What comes to a lot of people’s minds at the mention of broccoli are words like, “boiled, bland, and flavorless.” However, broccoli can be used in a variety of ways beyond simply boiling it and using it as a side dish. In fact, broccoli should probably never be boiled. Boiling broccoli does not only dull its flavor, studies have shown that boiling broccoli may also destroy many of its health benefits. Roasting or sautéing broccoli will bring a lot of flavor out of the broccoli, and these methods of cooking will retain the vegetable’s nutritional value. Sauté broccoli with almonds, butter and garlic for a wonderful broccoli almondine, a rich, delicious side dish. Roasted broccoli covered in melted cheddar is easily one of the most delicious ways to serve the vegetable. Broccoli salads can be a great, healthy way to start off dinner.

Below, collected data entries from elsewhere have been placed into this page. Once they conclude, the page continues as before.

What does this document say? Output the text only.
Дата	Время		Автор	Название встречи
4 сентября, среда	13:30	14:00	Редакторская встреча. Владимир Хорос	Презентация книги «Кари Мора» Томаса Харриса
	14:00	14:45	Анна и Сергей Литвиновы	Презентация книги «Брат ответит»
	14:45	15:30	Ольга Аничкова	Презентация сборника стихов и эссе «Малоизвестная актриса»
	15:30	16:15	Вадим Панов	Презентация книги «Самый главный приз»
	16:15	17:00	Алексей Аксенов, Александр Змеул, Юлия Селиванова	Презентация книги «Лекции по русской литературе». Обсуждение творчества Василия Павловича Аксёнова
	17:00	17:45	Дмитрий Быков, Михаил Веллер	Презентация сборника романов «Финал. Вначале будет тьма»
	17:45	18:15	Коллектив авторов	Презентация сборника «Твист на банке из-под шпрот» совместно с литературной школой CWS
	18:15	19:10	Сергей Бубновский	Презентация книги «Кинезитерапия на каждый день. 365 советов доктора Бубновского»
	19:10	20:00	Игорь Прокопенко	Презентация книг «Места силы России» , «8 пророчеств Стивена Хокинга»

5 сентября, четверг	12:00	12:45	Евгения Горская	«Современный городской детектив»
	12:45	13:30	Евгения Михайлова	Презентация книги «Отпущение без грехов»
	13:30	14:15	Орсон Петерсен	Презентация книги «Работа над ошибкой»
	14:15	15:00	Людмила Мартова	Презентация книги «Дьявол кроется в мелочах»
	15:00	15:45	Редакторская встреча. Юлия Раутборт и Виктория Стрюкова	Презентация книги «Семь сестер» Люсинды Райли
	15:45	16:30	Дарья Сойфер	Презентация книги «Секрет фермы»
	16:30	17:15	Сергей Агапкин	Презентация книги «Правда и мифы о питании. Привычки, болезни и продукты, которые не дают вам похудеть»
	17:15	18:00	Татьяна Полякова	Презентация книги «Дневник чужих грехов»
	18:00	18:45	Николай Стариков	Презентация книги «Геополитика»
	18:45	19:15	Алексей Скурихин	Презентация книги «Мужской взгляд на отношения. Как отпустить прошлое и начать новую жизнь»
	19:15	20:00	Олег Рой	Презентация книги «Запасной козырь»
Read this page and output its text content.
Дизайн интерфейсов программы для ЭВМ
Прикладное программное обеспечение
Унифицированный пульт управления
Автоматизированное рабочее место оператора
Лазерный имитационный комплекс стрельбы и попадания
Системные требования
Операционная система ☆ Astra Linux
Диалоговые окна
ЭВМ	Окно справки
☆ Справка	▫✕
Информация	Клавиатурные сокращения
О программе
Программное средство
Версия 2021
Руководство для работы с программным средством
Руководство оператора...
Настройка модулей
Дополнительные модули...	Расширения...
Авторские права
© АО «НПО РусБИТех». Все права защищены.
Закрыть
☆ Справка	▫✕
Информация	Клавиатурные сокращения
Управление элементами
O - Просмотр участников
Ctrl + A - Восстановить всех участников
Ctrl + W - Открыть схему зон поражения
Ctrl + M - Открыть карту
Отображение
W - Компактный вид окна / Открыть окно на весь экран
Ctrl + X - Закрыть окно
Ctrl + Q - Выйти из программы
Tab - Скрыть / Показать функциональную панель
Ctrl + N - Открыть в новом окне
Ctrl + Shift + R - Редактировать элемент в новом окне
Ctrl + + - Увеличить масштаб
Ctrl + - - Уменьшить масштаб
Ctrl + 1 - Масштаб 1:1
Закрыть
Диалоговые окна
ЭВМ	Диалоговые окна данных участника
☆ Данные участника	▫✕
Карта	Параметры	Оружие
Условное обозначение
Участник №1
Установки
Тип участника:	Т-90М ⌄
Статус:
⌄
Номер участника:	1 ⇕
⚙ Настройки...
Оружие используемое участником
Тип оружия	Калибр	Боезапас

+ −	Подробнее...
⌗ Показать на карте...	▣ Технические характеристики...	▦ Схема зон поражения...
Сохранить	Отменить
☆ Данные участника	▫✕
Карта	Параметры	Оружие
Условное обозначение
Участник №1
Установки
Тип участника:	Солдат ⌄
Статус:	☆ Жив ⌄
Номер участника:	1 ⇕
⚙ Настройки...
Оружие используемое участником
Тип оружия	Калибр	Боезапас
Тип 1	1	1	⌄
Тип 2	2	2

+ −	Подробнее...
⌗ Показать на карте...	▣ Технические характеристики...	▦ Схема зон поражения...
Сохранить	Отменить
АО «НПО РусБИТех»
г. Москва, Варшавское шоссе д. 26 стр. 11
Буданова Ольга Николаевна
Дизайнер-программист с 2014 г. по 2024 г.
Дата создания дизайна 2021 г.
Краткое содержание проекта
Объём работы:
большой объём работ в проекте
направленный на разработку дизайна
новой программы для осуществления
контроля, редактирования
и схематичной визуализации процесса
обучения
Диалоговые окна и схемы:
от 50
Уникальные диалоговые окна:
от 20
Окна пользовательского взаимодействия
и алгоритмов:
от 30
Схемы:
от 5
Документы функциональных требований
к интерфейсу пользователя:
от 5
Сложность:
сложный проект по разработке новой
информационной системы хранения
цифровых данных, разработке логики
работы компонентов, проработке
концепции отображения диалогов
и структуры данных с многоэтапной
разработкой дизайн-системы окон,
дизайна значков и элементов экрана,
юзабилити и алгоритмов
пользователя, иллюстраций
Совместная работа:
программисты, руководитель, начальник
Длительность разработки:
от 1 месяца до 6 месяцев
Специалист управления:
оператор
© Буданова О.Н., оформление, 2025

Broccoli is often a component in Chinese cooking, and it goes well in spicy dishes alongside beef, pork, and chicken. Broccoli also pairs well with mushrooms in a variety of applications including soups and casseroles. Broccoli works well as a compliment to eggs, and is often found in omelets and quiches. Broccoli florets are great served raw with dips like hummus, cheese dip, or ranch dressing. The large stems from broccoli crowns are often a key component of vegetable stock. The stems can also be used to make broccoli-slaw, a variation on coleslaw featuring broccoli rather than cabbage. Leaves of the broccoli plant have a slightly bitter flavor, similar to kale and can be used in salad or in any application that kale can be used.
When picking out broccoli, look for florets with vibrant green buds that are firm and springy. The stems of fresh broccoli will also be very firm. Check for signs of holes in the stem, as this can be a sign of worm infestation, which is somewhat common, especially in organic broccoli. Fresh broccoli should be refrigerated and kept in a plastic bag, or any other airtight container. It will stay fresh for about a week. Broccoli can be kept frozen for much longer. As with any frozen food, broccoli will last indefinitely while frozen, but it is best used within eight months of freezing it. When broccoli begins to lose its green color, begins to turn yellow and limp, it is no longer fresh and should not be used. Always thoroughly rinse broccoli before use to remove any dirt or debris in the vegetable.